Wie das inzwischen geschlossene "Florian", das gleich nach der Wende eingegangene "Fofies" und die heute museale "Paris Bar" gehörte das im Jahr 1811 erstmals am Gendarmenmarkt gegründete Haus überdies in die Reihe der klassischen Künstler- und Prominententreffpunkte, von denen manche in Hollywood bekannter waren als im Heimatort. Nun ist in der Schlüterstraße ein junger Koch angetreten, dem Oldtimer neues Leben einzuhauchen.

Elan eines jungen Kochs

Dennoch müssen Stammgäste, von denen es viele gab, als es noch "Lutter & Wegner" hieß, hier nicht fremdeln. Denn Richard Reichelt gelingt es mit Gerichten wie einer gebeizten Fjordforelle mit roter Bete, der in Portwein geschmorten Ochsenbacke und dem Wiener Schnitzel nebst eines denkwürdigen Kartoffelsalats, den genius loci weiter wirken zu lassen.

Gleichzeitig gelingt Reichelt der bruchlose Übergang zu Speisen, die den Elan eines jungen Kochs zum Vorschein bringen. Neben dem Heilbutt in Safranschaum überzeugt vor allem sein gefüllter Artischockenboden auf Petersiliencreme mit Champignon, Lauch und einer Haube aus Kartoffelpüree, untermischt mit Mascarpone und Bergkäse. Man kann das Gericht – versehen mit der vollständigen Leiblichkeit einer Skulptur – als ein Exempel moderner und komplexer Geschmacks- und Texturentwicklung betrachte. Überdies gehört es ganz sicher zu den hervorragenden vegetarischen Neuerungen des Jahres.

Moderne Küchentechnik trifft Altmodisches

Es überrascht nicht, dass an dieser Stelle auch das pflanzenbasierte Steak von "Redefine Meat" eine Chance bekommt. Das marmorierte Kunstfleisch hält sich mit Sellerie, wildem Brokkoli und kandierter Zitrone sozusagen in einem eher gutbürgerlich-rustikalen Milieu auf.

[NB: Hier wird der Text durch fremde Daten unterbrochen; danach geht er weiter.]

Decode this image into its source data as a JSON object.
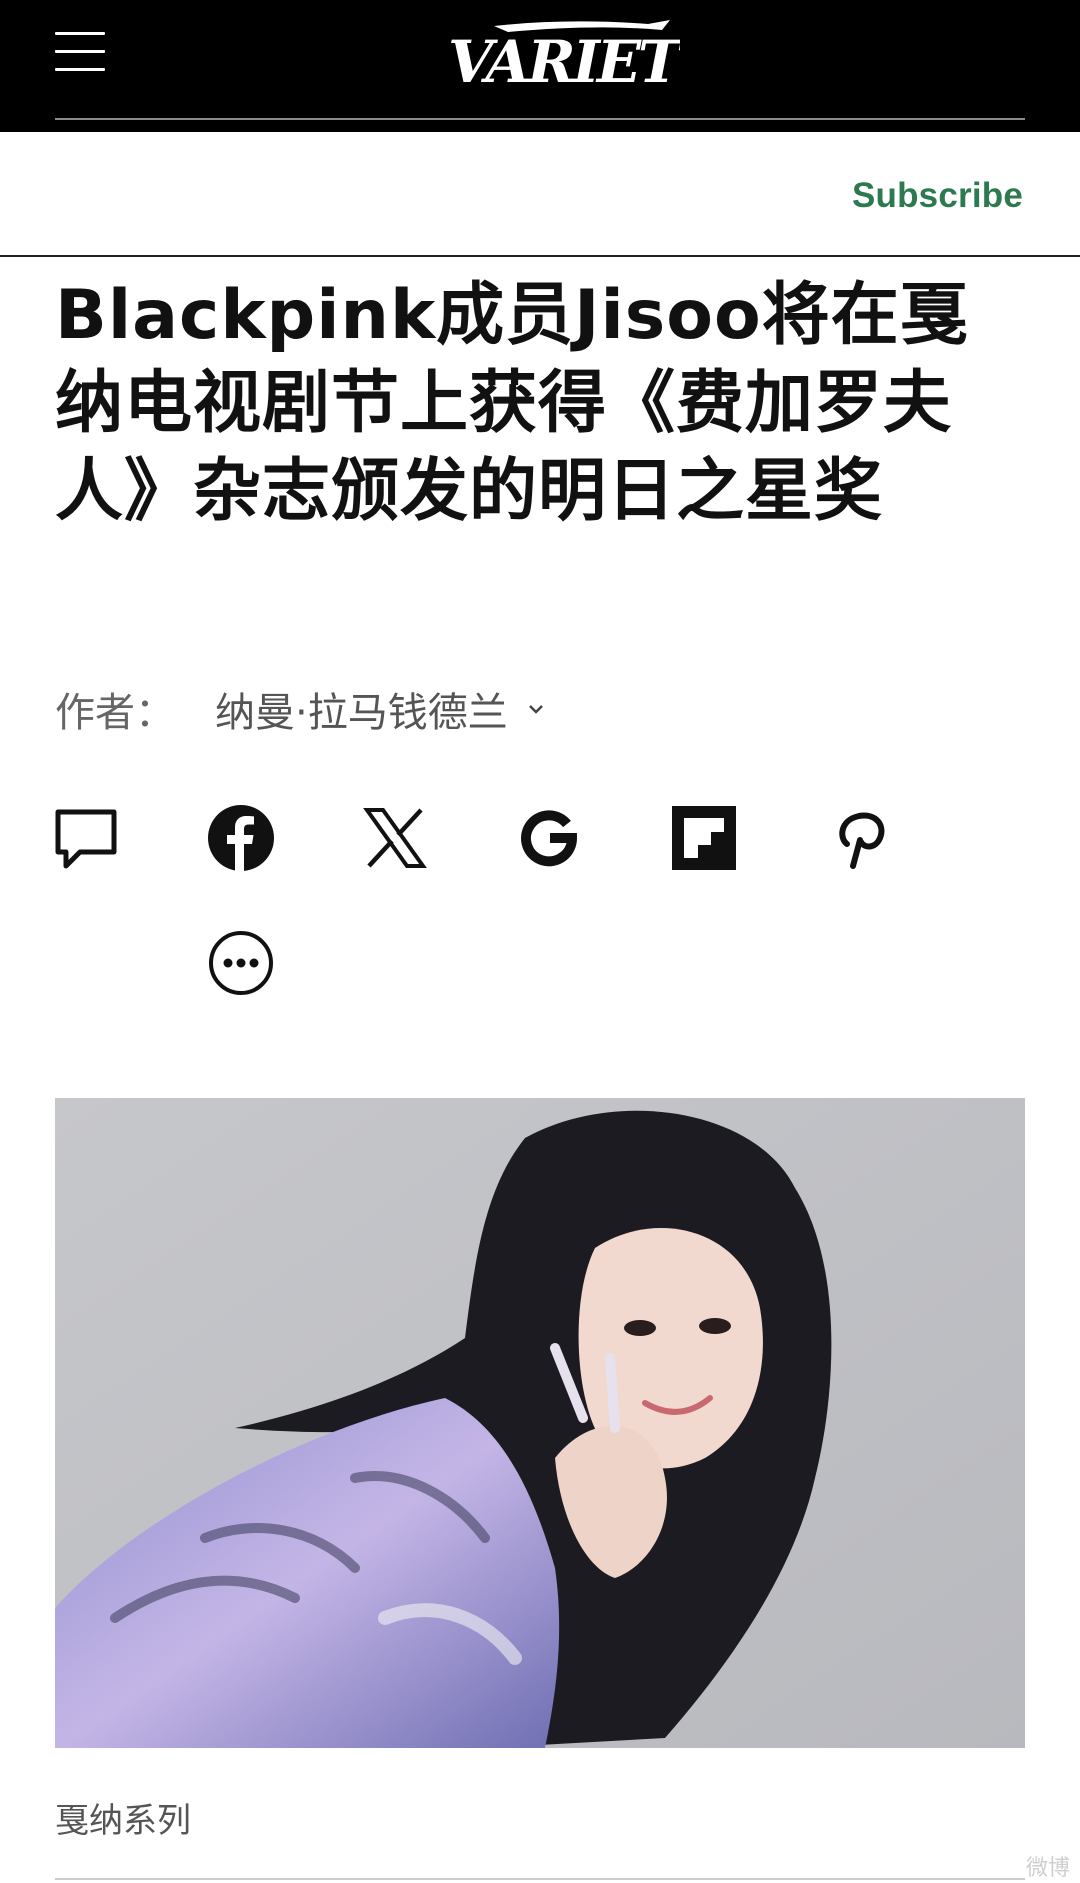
{
  "header": {
    "logo_text": "VARIETY",
    "menu_icon": "hamburger-menu-icon",
    "subscribe_label": "Subscribe",
    "accent_color": "#2d7a50"
  },
  "article": {
    "headline": "Blackpink成员Jisoo将在戛纳电视剧节上获得《费加罗夫人》杂志颁发的明日之星奖",
    "byline_label": "作者：",
    "byline_author": "纳曼·拉马钱德兰"
  },
  "share": [
    {
      "name": "comment",
      "icon": "comment-icon"
    },
    {
      "name": "facebook",
      "icon": "facebook-icon"
    },
    {
      "name": "x",
      "icon": "x-icon"
    },
    {
      "name": "google",
      "icon": "google-icon"
    },
    {
      "name": "flipboard",
      "icon": "flipboard-icon"
    },
    {
      "name": "pinterest",
      "icon": "pinterest-icon"
    },
    {
      "name": "more",
      "icon": "more-icon"
    }
  ],
  "image": {
    "caption": "戛纳系列"
  },
  "watermark": "微博"
}
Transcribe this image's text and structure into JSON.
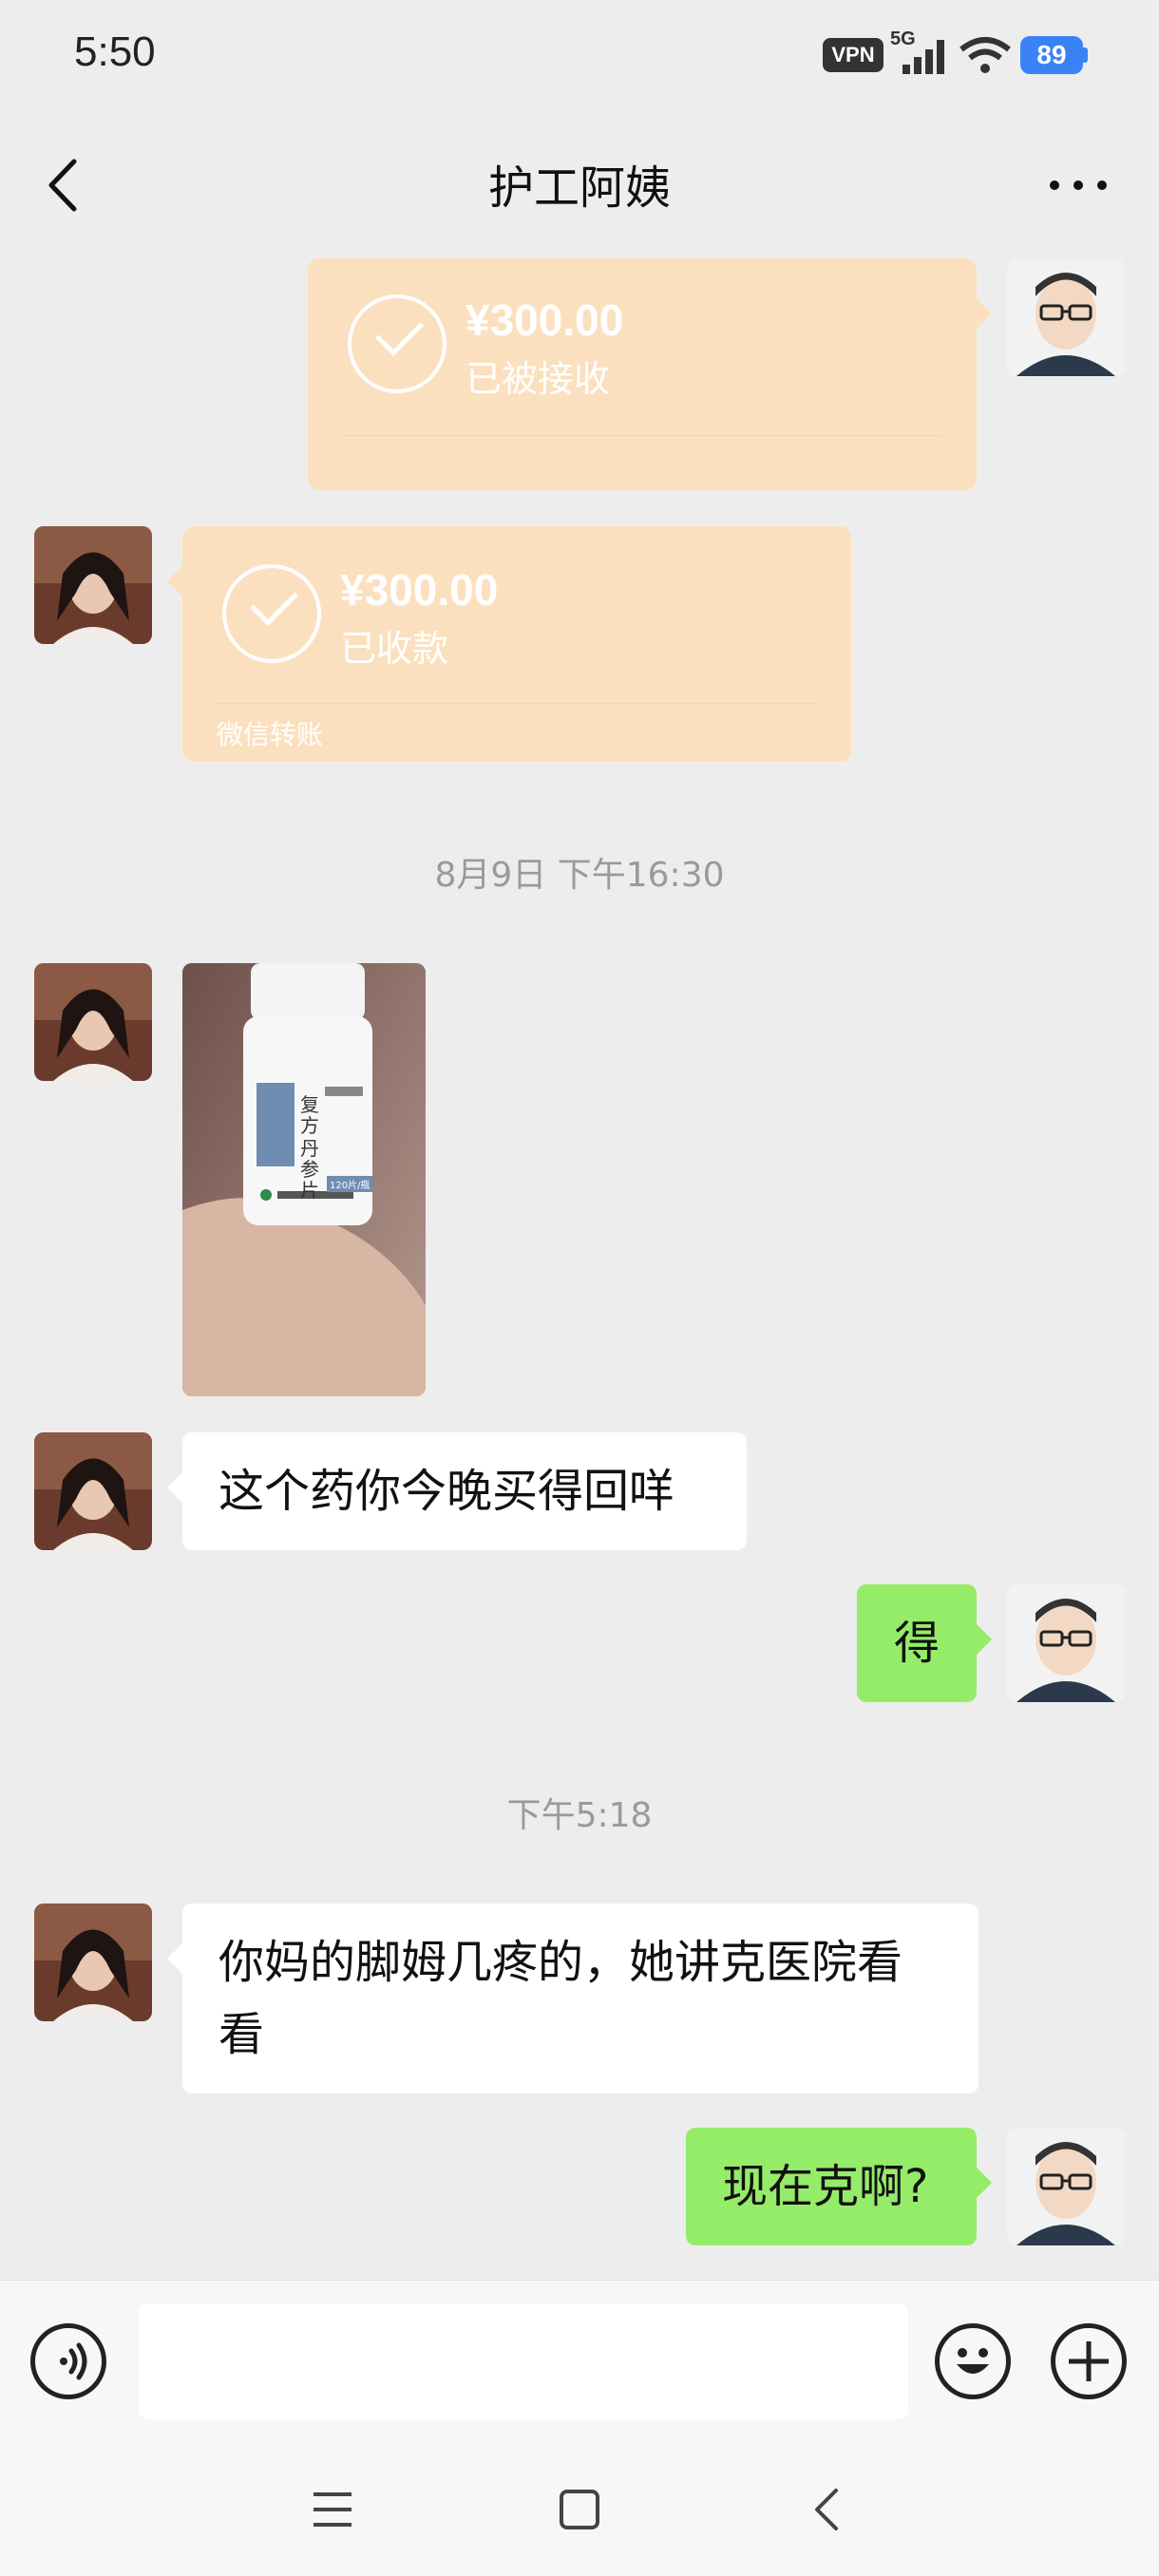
{
  "status_bar": {
    "time": "5:50",
    "vpn": "VPN",
    "network": "5G",
    "battery": "89"
  },
  "header": {
    "title": "护工阿姨",
    "back_icon": "chevron-left-icon",
    "more_icon": "more-dots-icon"
  },
  "messages": {
    "transfer_sent": {
      "amount": "¥300.00",
      "status": "已被接收"
    },
    "transfer_received": {
      "amount": "¥300.00",
      "status": "已收款",
      "footer": "微信转账"
    },
    "time_1": "8月9日 下午16:30",
    "image_message": {
      "label_line1": "复方",
      "label_line2": "丹参片",
      "badge": "120片/瓶"
    },
    "text_1": "这个药你今晚买得回咩",
    "reply_1": "得",
    "time_2": "下午5:18",
    "text_2": "你妈的脚姆几疼的，她讲克医院看看",
    "reply_2": "现在克啊?"
  },
  "input_bar": {
    "voice_icon": "voice-icon",
    "emoji_icon": "emoji-icon",
    "plus_icon": "plus-icon"
  },
  "colors": {
    "background": "#ededed",
    "transfer_card": "#fbe0bf",
    "sent_bubble": "#95ec69",
    "received_bubble": "#ffffff",
    "battery": "#3b82f6"
  }
}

Richard Reichelt ist einer von jenen Entrepreneuren, die einerseits vertraut sind mit der modernen Küchentechnik und andererseits etwas Altmodisches an sich haben. Letzteres bezieht sich auf ihr Produktverständnis, das regional und ökologisch erzeugte Ware bevorzugt und insgesamt strengere Maßstäbe bei ihrer Auswahl anlegt, als das noch bei den Generationen vor ihnen der Fall war. Gleichwohl gibt Reichelts Arbeit nicht etwa bloß Zutaten in gegarter und kombinierter Form wieder, sondern legt sie gleichsam offen – zumal sich geschmackliches Kalkül und handwerkliche Ausführung so gut wie nie im Wege stehen.